Pages

Sunday, July 15, 2012

Clark Ashton Smith, “Genius Loci,” 1933

"Again I looked at the landscape itself — and saw that the spot was indeed as Amberville had depicted it. It wore the grimace of a mad vampire, hateful and alert! At the same time, I became disagreeably conscious of the unnatural silence. There were no birds, no insects, as the painter had said; and it seemed that only spent and dying winds could ever enter that depressed valley-bottom."
                                          -- Clark Ashton Smith, "Genius Loci,"


Classical Roman religion identifies a genius loci as the protective spirit of a place. Clarke Asthon Smith takes his inspiration from this idea, creating a story that both attracts and repels, the same way that the painter in the narrative is simultaneously pulled towards and pushed from the malignant meadow he seemingly cannot stay away from.

Despite it's Roman origins (or perhaps because of it), Genius Loci is a story heavily rooted in Paganism. Nature as antagonist is unsettling in the way it differs from us. It is older than us, all around us, part of the cosmos in a way we are not. I have mentioned before how trees in particular seem to be very present in weird stories, and Genius Loci again uses tree imagery to great effect to instill something so ordinary with a sense of the extraordinary.

Both the narrator and the painter in the story are unreliable characters, yet there are some interesting observations to be made about "seeing" reality as it relates to Art as a medium for truth. Genius Loci never truly reveals whether there is anything evil about the meadow, or whether the sense of unease and evil both narrator and painter derive from it is one transferred from human perception onto something else -- in this case Nature -- which should seem normal and natural, but which we, at its very core, fear because we do not understand it.

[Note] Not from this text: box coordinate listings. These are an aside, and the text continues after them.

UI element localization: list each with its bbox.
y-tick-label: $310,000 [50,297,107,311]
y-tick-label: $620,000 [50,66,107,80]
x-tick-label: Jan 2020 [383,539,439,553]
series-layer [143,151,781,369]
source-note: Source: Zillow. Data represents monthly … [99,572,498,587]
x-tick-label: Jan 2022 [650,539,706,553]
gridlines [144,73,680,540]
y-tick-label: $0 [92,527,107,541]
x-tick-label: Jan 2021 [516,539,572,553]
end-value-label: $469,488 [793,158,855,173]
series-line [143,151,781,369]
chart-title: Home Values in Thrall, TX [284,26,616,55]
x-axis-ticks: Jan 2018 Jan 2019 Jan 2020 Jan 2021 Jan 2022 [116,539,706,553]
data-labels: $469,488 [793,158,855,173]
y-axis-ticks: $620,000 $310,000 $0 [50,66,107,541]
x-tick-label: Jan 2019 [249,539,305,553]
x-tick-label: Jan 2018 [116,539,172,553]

Reviewed from The Weird: A Compendium of Strange and Dark Stories, Eds. Anne and Jeff Vandermeer

*Note:  I realise that I have skipped the second story by Jean Ray, "The Shadowy Street". I will come back to it later. In fact, I might start reading the stories at random, because I think that such an intermeshing of Weird formats and time-spans might be illuminating in terms of finding new notes, themes and re-occurring ones throughout the collection.